Cats are frequently subject to problems associated with the lower urinary tract (bladder and urethra). They are brought to our veterinarians with any combination of the following signs relating to these problems:
- Straining to Urinate
- Urinating in inappropriate places
- Licking of the genital area
- Blood in the urine
- Lack of appetite
Cats are prone to more lower urinary tract problems than are dogs. These problems are seen more frequently in male cats (due to their relatively narrow urethra), indoor cats (perhaps because they don’t urinate as freely or frequently as outdoor cats) and overweight cats. Lower urinary tract problems generally fall into one of 5 categories:
- Infectious: caused by a bacterial or viral infection of the urinary tract
- Crystal/Stone related: Formation of crystals and/or stones can irritate the bladder and cause obstruction of urine output. Cats are predisposed to form a number of crystals in the urine.
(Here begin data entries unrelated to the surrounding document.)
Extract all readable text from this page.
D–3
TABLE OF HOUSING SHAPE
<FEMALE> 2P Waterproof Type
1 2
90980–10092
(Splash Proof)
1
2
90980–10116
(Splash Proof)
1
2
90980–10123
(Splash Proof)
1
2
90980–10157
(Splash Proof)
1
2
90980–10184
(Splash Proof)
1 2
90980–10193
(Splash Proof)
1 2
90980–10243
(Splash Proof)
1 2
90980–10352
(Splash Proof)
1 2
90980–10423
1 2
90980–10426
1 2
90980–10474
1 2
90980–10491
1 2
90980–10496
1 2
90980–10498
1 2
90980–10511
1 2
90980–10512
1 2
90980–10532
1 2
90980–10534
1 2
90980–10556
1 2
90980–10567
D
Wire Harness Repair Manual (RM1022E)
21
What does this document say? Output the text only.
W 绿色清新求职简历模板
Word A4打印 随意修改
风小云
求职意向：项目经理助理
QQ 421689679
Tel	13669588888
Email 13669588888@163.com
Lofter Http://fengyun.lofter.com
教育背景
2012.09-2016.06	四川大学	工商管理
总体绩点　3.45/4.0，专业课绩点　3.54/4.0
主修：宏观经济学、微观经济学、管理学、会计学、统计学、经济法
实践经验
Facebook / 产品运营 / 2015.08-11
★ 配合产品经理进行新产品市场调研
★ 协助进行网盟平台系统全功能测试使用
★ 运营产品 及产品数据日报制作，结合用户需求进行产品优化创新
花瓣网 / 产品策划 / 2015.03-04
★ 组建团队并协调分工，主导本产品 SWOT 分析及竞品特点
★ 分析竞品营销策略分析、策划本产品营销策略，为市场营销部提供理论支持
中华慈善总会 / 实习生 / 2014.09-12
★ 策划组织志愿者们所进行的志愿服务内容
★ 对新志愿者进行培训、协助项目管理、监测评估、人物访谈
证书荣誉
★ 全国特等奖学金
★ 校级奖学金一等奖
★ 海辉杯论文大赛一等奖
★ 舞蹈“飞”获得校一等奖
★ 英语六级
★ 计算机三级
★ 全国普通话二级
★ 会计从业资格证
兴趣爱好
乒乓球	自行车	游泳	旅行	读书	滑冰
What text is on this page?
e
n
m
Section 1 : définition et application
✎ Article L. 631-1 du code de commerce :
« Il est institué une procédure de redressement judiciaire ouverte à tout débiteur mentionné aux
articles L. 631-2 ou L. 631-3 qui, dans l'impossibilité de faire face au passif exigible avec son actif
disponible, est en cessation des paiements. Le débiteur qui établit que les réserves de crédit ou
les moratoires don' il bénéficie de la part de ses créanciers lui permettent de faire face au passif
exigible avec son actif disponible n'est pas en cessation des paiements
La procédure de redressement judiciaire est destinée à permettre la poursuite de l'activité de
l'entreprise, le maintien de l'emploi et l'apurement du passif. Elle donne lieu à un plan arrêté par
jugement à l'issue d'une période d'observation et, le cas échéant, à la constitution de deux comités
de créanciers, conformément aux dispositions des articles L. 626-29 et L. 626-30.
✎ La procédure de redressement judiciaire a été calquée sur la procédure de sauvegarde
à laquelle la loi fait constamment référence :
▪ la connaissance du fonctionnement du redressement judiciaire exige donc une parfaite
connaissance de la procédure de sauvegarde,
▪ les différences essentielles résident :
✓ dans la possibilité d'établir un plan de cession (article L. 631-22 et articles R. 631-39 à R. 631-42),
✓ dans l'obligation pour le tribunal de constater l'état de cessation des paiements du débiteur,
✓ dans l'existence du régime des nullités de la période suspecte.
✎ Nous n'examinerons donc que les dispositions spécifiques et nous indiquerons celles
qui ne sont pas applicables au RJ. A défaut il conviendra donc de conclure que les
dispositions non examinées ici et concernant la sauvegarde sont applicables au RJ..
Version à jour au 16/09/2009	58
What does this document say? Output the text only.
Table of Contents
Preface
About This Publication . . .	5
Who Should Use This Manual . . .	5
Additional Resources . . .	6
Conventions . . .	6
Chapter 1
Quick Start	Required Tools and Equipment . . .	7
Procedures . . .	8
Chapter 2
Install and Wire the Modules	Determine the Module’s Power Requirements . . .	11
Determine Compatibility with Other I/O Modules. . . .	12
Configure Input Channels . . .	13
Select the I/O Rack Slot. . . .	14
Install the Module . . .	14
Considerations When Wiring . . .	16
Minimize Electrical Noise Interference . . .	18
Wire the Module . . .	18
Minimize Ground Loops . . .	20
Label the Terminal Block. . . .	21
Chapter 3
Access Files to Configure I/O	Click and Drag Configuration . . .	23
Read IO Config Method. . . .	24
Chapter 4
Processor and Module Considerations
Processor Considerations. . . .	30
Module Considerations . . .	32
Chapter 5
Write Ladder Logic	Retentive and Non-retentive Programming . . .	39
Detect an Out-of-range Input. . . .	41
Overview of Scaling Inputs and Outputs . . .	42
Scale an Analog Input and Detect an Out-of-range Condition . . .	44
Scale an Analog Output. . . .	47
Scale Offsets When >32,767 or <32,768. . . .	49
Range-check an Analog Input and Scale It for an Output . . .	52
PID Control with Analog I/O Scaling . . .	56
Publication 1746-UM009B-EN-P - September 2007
The formation of crystals (and the stones they can cause) is dependant on the pH (acid/base property) of the urine, and the concentration of various minerals in the urine, particularly magnesium, calcium and phosphorous. Both the urine pH and mineral content of the urine is dependant on the nature and quality of the diet. Crystals alone rarely cause significant disease. However, they can form the core (nidus) of stones in the bladder. If there is inflammation in the bladder, crystals may join with the inflammatory debris (proteins and dead cells) in the bladder and form “sand” and/or plugs which may obstruct the urethra.
- Inflammatory: Many cats suffer from an idiopathic (unknown cause) chronic inflammation of the bladder which leads to intermittent signs of pain, difficulty urinating, bloody urine and any of the signs above.
- Behavioral: Some cats begin to show some of the symptoms above due to psychological issues. These can range from problems with the type or quality of the litter, location and type of litter box, presence of other pets in the home, schedule changes of the owners etc. (see Inappropriate Urination handout for further information)
- Cancer: Cats, like all pets, can develop cancer in the bladder, which may lead to the same symptoms as those above.
How does our veterinary clinic diagnose feline lower urinary tract disease (FLUTD)?
The clinical symptoms with which the cat is presented give us the indication that there is a problem in the lower urinary tract. Based on these indications, our veterinarians will usually perform examination of the urine (urinalysis) to determine the properties of the urine. Frequently we will send a sample of the urine to the lab for culture to determine if there is a bacterial infection and what antibiotics may be appropriate to correct the problem. Radiographs (x-rays) may be indicated to help look for stones or other abnormalities in the belly. Blood tests will tell our veterinarians if there are any problems in the kidneys or other organ systems. Finally, ultrasound may be utilized to image the bladder wall and interior.
How does our veterinary team treat FLUTD?
Before our veterinarian team can treat any of these problems, we must determine the cause. Once we know what we are treating, our veterinarians may use antibiotics, anti-inflammatory agents, pain relievers and other drugs to help resolve the problem. In most cases, we will prescribe a prescription diet that will help reduce the potential problems related to crystal and stone formation. If stones are found in the bladder, surgery may be needed to remove them.
If we don’t find any physical reason for the problems, then we must address behavioral issues with behavior modification training techniques and/or medications.
What can our patients from Alta Loma, Rancho Cucamonga, Upland, Ontario, Claremont, Fontana, and the Inland Empire expect from treatment?
Cats with FLUTD are frequently subject to recurrence of the problem. Often, our veterinarians can reduce the chances of recurrence through a process of dietary management and surveillance. Many times, owners do not realize the importance of the dietary component in the management of this disease. They switch to alternate feeds once the problem appears to resolve, only to have it recur in short order. Regular checks of the urine by the veterinarian can help to catch FLUTD recurrences early in their development and can make management of them more successful.
Are there risks involved with not treating this problem?
Any cat that has lower urinary tract symptoms is at risk of becoming obstructed. If this should occur, the cat is at great risk and could even die from the problem. Therefore, any time the cat is showing symptoms, veterinary care should be sought immediately.